LE VENT DES PEUPLIERS

Article publié dans la Lettre n° 211


LE VENT DES PEUPLIERS de Gérald Sibleyras. Mise en scène Jean-Luc Tardieu avec Georges Wilson, Jacques Sereys, Maurice Chevit.
Une belle terrasse circulaire, ocre sous le bleu du ciel, surplombe la vallée. Au loin, une colline où dodelinent des peupliers caressés par la brise, promesses de liberté. Un chien en pierre monte la garde. Si les hommes passent, lui demeure. Trois anciens combattants, encore dans la force de l’âge, défendent avec la même fougue qu’ils le firent autrefois contre l’ennemi, ce dernier bastion contre l’irruption des autres pensionnaires de la maison de retraite où ils achèvent leur vie. Habitués à commander, deux d’entre eux ont du mal à dételer. Gustave, est la grande gueule du trio. Installé là depuis six mois, il n’adresse la parole à personne sauf à ses deux compères et râle sur tout. Même les saisons n’ont pas grâce à ses yeux. Il morigène souvent René, trop conciliant à son goût et a à son égard des formules lapidaires. « Il est né enthousiate. Et quand il sera mort, il fera un cadavre enthousiaste »! Fernand, handicapé par un éclat d’obus resté fiché dans sa boîte crânienne et qui lui provoque des pertes de connaissance de plus en plus nombreuses, est obnubilé par les anniversaires. Soeur Madeleine n’en fête jamais deux le même jour. De là à penser qu’elle s’arrange pour faire passer de vie à trépas l’un des deux pensionnaire nés à une date identique, il n’y a qu’un pas. L’arrivée d’un général natif du 12 février comme lui et en pleine forme achève de l’affoler. Que faire? L’assassiner ou prendre la fuite...vers la colline aux peupliers? Cette solution retient l’adhésion des trois compères car elle est source d’évasion, d’aventures, donc de jeunesse retrouvée. Mais Gustave y met une condition aussi surprenante qu’irréalisable...
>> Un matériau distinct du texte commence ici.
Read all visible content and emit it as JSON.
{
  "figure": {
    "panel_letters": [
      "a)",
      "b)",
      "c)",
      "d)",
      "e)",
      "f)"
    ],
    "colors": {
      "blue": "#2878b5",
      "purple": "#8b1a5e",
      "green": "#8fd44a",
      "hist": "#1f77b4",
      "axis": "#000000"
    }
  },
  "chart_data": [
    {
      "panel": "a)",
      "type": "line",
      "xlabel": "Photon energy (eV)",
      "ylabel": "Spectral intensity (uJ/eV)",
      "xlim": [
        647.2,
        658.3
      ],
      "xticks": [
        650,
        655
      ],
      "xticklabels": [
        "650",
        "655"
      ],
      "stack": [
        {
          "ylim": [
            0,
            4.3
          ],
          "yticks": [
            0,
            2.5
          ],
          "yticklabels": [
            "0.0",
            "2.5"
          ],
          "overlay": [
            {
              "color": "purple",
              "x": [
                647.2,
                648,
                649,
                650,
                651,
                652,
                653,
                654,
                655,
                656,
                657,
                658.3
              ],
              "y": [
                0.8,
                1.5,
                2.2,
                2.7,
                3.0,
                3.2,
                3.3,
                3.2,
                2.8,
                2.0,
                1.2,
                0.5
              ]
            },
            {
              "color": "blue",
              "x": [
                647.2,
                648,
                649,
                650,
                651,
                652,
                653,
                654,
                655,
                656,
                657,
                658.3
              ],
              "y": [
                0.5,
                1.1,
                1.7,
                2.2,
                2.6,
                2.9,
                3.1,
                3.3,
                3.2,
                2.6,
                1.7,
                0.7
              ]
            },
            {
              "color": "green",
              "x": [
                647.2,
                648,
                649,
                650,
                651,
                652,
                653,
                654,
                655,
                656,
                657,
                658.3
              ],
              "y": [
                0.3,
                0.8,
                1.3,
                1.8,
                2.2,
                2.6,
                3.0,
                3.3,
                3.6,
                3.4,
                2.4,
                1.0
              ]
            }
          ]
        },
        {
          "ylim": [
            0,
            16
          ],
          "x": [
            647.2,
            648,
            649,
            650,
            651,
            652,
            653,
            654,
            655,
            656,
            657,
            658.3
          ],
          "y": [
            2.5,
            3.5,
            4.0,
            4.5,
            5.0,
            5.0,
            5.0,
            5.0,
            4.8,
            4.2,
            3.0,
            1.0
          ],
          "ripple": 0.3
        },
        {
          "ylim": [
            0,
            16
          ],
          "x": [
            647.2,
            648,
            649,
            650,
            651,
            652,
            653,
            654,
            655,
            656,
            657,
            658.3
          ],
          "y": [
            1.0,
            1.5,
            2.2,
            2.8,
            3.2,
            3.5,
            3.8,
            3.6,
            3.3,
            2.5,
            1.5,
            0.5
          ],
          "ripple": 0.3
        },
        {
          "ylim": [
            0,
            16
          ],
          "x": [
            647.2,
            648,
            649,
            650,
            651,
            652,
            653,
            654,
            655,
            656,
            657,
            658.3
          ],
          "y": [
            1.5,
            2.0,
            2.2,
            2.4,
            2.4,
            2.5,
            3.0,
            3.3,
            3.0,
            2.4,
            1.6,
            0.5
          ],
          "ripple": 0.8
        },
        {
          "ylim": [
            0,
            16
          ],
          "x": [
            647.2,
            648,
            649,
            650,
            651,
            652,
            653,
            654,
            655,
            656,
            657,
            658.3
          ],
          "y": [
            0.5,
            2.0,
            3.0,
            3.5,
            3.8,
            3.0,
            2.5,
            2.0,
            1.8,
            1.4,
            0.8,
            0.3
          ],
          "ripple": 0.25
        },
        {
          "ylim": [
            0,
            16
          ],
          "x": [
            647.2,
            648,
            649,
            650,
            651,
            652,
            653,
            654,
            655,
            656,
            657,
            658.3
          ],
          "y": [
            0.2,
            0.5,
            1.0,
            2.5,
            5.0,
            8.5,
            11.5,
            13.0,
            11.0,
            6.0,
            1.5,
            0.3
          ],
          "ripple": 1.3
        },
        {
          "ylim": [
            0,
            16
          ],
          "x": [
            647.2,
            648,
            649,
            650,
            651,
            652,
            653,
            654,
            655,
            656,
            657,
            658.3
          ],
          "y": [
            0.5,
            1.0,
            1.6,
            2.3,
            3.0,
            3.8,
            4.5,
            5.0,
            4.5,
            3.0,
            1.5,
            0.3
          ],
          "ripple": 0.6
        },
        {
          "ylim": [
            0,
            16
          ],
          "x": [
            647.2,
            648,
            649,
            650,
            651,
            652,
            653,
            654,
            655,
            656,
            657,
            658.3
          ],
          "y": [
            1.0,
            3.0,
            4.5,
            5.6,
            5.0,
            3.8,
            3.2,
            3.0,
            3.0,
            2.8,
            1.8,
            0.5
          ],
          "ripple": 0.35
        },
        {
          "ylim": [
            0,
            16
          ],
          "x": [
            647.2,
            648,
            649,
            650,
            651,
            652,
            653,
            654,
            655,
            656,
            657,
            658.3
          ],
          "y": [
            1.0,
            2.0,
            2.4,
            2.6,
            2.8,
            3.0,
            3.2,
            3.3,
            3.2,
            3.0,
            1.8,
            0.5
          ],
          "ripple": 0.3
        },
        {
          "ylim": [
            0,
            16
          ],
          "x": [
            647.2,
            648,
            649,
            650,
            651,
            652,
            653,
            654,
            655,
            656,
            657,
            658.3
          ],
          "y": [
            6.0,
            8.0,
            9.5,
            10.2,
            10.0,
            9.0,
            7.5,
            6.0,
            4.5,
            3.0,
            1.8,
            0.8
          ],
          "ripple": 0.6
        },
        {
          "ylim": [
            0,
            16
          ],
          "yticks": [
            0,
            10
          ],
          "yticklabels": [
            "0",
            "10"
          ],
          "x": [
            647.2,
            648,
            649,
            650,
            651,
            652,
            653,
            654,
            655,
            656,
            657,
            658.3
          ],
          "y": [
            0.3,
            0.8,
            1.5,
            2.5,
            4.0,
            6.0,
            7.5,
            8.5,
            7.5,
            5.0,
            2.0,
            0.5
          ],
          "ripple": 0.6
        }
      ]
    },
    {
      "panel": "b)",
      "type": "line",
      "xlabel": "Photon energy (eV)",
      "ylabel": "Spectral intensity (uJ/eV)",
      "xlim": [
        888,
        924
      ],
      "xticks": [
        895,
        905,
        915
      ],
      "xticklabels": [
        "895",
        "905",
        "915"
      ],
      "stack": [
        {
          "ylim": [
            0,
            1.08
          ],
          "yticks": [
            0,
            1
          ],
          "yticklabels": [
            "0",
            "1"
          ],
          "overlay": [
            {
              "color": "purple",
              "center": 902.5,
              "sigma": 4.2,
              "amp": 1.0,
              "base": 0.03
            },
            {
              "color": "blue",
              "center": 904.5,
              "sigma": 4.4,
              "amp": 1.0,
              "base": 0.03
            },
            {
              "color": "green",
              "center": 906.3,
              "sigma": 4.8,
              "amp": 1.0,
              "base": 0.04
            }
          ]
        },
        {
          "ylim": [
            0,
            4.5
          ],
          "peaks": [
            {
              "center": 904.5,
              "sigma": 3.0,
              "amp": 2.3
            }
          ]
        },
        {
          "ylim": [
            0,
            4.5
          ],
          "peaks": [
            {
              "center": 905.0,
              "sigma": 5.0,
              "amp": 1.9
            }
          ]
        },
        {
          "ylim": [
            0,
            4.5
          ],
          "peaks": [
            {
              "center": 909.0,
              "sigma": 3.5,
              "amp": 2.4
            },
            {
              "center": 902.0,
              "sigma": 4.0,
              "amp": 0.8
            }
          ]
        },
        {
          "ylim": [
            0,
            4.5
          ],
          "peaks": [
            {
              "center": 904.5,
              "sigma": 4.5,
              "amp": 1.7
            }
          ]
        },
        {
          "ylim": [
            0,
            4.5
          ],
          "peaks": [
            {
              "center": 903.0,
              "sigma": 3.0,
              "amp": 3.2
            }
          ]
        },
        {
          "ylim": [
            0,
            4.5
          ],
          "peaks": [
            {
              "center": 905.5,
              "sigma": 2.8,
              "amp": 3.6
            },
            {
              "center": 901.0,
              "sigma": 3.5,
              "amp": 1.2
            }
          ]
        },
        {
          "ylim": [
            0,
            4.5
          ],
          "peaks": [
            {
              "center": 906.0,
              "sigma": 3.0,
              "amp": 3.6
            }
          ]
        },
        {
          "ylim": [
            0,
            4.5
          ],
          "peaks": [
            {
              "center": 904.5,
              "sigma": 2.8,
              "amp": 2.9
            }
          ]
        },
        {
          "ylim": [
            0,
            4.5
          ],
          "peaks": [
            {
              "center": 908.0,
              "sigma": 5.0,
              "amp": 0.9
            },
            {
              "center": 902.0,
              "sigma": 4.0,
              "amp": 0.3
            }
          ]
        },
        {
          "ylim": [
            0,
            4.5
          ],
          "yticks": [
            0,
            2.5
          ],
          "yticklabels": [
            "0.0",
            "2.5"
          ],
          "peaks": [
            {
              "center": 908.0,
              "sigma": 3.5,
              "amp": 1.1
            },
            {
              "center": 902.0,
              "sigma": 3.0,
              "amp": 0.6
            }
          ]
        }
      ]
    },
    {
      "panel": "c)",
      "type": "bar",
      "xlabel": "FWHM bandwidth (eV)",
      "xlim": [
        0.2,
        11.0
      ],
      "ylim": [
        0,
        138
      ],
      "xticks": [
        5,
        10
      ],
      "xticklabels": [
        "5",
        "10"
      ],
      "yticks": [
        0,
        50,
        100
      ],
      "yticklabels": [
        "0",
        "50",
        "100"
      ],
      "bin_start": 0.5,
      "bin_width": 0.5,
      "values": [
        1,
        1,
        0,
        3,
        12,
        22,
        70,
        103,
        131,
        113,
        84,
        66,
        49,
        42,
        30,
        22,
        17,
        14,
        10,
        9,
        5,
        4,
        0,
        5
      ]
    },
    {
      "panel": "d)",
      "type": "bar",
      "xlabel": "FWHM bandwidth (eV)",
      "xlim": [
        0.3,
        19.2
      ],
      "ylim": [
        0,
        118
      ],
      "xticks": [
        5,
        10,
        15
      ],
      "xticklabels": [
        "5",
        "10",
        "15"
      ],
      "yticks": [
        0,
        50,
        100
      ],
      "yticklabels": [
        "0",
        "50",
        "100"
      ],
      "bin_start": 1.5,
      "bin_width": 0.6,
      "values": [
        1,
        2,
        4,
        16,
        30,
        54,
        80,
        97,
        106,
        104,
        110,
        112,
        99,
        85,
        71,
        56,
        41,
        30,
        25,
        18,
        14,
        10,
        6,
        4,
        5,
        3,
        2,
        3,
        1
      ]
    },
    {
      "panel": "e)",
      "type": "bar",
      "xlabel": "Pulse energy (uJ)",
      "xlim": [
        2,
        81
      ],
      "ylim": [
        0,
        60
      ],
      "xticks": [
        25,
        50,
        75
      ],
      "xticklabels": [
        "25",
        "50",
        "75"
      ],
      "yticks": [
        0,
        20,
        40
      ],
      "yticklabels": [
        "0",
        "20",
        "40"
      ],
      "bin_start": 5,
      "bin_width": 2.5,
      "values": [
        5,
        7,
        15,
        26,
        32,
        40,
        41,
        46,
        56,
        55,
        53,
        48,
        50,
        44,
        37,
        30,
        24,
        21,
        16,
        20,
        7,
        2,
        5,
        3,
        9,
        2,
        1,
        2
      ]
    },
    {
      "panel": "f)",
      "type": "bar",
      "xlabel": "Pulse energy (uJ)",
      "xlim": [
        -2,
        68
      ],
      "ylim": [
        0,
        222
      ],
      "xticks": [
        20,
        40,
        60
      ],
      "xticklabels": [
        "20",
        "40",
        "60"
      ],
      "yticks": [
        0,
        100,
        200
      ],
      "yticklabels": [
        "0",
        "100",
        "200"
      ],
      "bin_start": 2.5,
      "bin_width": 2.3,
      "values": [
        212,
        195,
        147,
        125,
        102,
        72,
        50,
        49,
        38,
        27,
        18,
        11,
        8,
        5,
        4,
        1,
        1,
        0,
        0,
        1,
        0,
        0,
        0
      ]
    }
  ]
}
Avec son complice Jean Dell, Gérald Sibleyras nous a régalés il y a quelques mois d’une excellente comédie Un Petit jeu sans conséquence (n°203). Avec Le Vent des peupliers, il fait cavalier seul avec la même verve, explorant cette fois les affres de la retraite. Son texte acide, cruel, ironique dépeint à merveille le caractère et les humeurs de trois fortes personnalités, d’hommes qui ont été mais ne sont plus et dont fanfaronnades et vantardises demeurent les seuls substituts à leurs rêves de gloire perdue. La teneur des répliques et la mise en scène subtile offrent aux comédiens une prestation d’égale importance. Ils sont époustouflants, chacun dans un rôle taillé sur mesure. Georges Wilson tout en hargne, Maurice Chevit tout en nuance, Jacques Seyres miné par l’angoisse, sont impressionnants de naturel et d’authenticité. Ils savent faire rire ou émouvoir, grâce à un dialogue percutant qui frappe juste et fort. Eblouissant! Théâtre Montparnasse 14e.